Parks and Recreation Commissioner Terry Powell said the city had more than doubled the number of electrical plug-ins available for vendors for Dade's planned July 4 festival. He said the Trenton Civics Center had been rented 18 hours las month and that the city swimming pool would open for the season May 25. It will then be open seven days a week—noon-6 p.m. Monday-Saturday, 1-6 p.m. Sunday--until the day before school starts back in August. Pool parties have already begun being scheduled and: “You need to book early,” he said. The YMCA will give swimming lessons at the pool this summer for $80 per session. Family passes are available for the pool. For more information, the pool’s number is (706) 657- 7433, or you can always reach City Hall at (706) 657-4167. Powell also added the city is still looking for a lifeguard. It’s a good part-time job, he said. You must be certified—if interested, apply at City Hall.

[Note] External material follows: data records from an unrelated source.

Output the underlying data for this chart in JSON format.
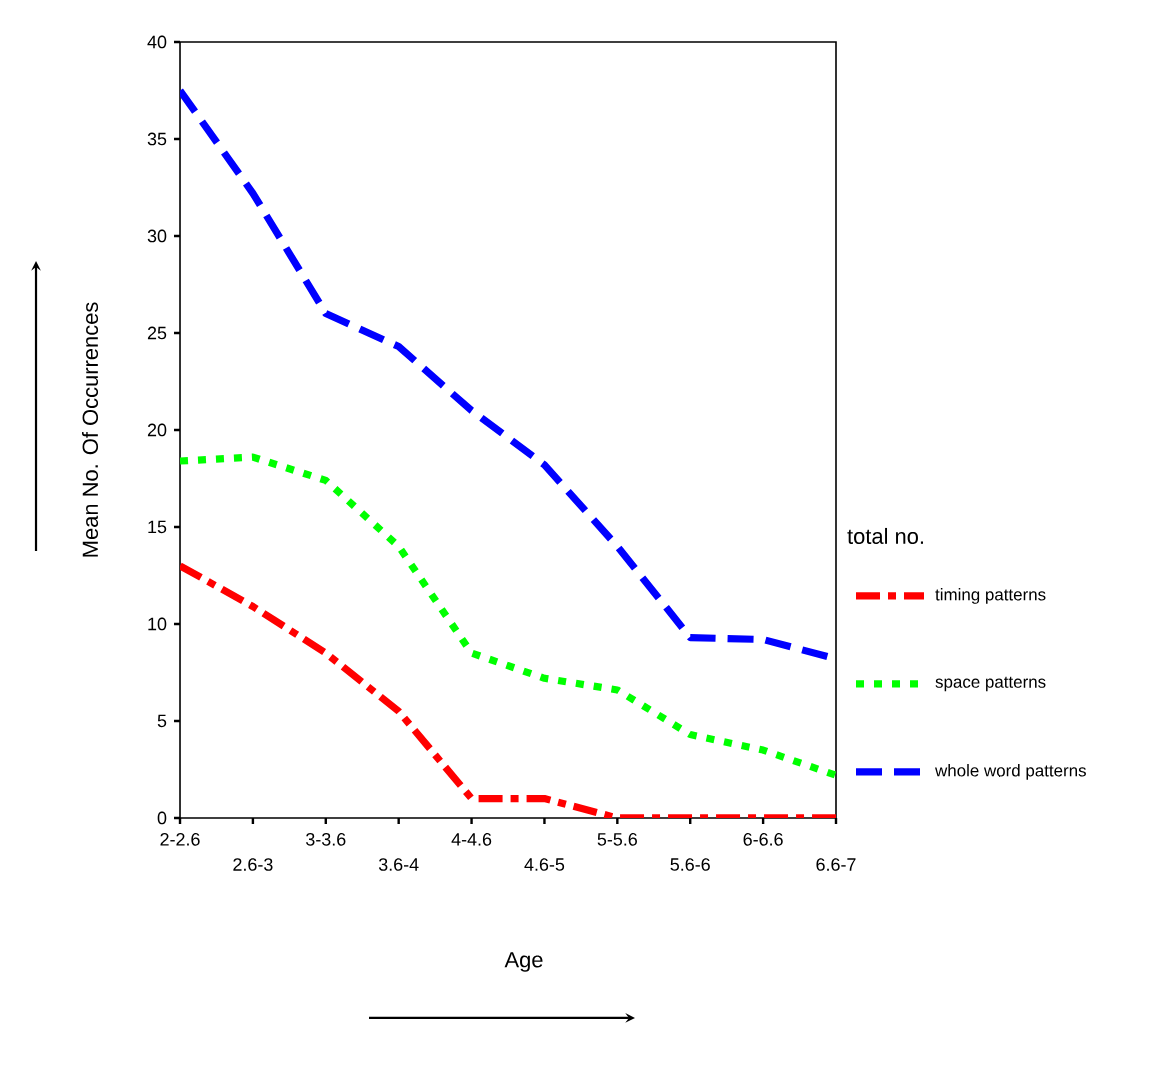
{
  "chart_data": {
    "type": "line",
    "xlabel": "Age",
    "ylabel": "Mean No. Of Occurrences",
    "legend_title": "total no.",
    "legend": "right",
    "categories": [
      "2-2.6",
      "2.6-3",
      "3-3.6",
      "3.6-4",
      "4-4.6",
      "4.6-5",
      "5-5.6",
      "5.6-6",
      "6-6.6",
      "6.6-7"
    ],
    "ylim": [
      0,
      40
    ],
    "yticks": [
      0,
      5,
      10,
      15,
      20,
      25,
      30,
      35,
      40
    ],
    "grid": false,
    "marker": "none",
    "series": [
      {
        "name": "timing patterns",
        "color": "#ff0000",
        "line_style": "dashdot",
        "values": [
          13,
          10.9,
          8.5,
          5.5,
          1.0,
          1.0,
          0,
          0,
          0,
          0
        ]
      },
      {
        "name": "space patterns",
        "color": "#00ff00",
        "line_style": "dotted",
        "values": [
          18.4,
          18.6,
          17.4,
          14,
          8.5,
          7.2,
          6.6,
          4.3,
          3.5,
          2.2
        ]
      },
      {
        "name": "whole word patterns",
        "color": "#0000ff",
        "line_style": "dashed",
        "values": [
          37.5,
          32.2,
          26,
          24.3,
          21,
          18.2,
          14,
          9.3,
          9.2,
          8.2
        ]
      }
    ]
  }
}
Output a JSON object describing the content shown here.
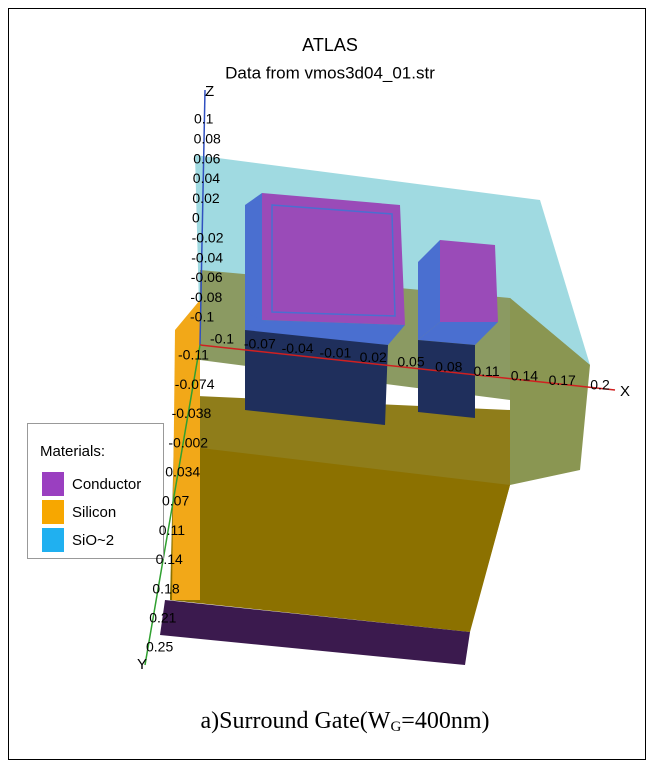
{
  "header": {
    "title": "ATLAS",
    "subtitle": "Data from vmos3d04_01.str"
  },
  "axes": {
    "z": {
      "label": "Z",
      "ticks": [
        "0.1",
        "0.08",
        "0.06",
        "0.04",
        "0.02",
        "0",
        "-0.02",
        "-0.04",
        "-0.06",
        "-0.08",
        "-0.1"
      ]
    },
    "x": {
      "label": "X",
      "ticks": [
        "-0.1",
        "-0.07",
        "-0.04",
        "-0.01",
        "0.02",
        "0.05",
        "0.08",
        "0.11",
        "0.14",
        "0.17",
        "0.2"
      ]
    },
    "y": {
      "label": "Y",
      "ticks": [
        "-0.11",
        "-0.074",
        "-0.038",
        "-0.002",
        "0.034",
        "0.07",
        "0.11",
        "0.14",
        "0.18",
        "0.21",
        "0.25"
      ]
    }
  },
  "legend": {
    "title": "Materials:",
    "items": [
      "Conductor",
      "Silicon",
      "SiO~2"
    ]
  },
  "caption": {
    "prefix": "a)Surround Gate(W",
    "subscript": "G",
    "suffix": "=400nm)"
  }
}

Volunteers needed Tuesday and Wednesday

Mayor Case said a grant-funded bank stabilization project on Town Creek project is starting next week, and he’s looking for volunteers for Tuesday and Wednesday. Plants, a silt fence and gravel must be installed, and a wetland area will be established in the area behind Ingle’s and Pizza Hut.  If interested, call City Hall or show up.



Eloise Gass of Tree City said the group had planted three trees for Arbor Day and had been busily cleaning out flowerbeds this spring. She and her able henchwoman, Jennifer Blair (right), as well as Dade Public Library manager Marshana Sharp, reminded all of next week’s free Lupi’s Pizza dinner and movie on composting at the library. That’s at 5:30 p.m. on Tuesday, May 21. Everyone is welcome, but call the library (657-7857) to say you’re coming to make sure there’s enough pizza to go around. Ms. Blair, dubbed Tree Hugger by the county commission, added that she’d  had almost 100 percent positive reaction to a petition she’s been circulating asking big stores in town to add trees to their parking lots.


Library manager Sharp (left) reminded all of the free vegan cooking classes at the library at 6:30 p.m. on Wednesdays through May. Also, she said, don’t forget the Dade Historical Society’s Brock Cemetery Walk this Saturday, May 18—see the front of The Planet for details—and there will also be a job fair May 30 in front of the library. The Georgia Department of Labor will have its bus available in Veterans Square from 10 a.m. to 2 p.m. on May 30 to help anybody who needs help with resumes or job applications. No appointment is required.


The Trenton City Commission meets at 6 p.m. on the second Monday of the month at City Hall. The next meeting is scheduled for June 10.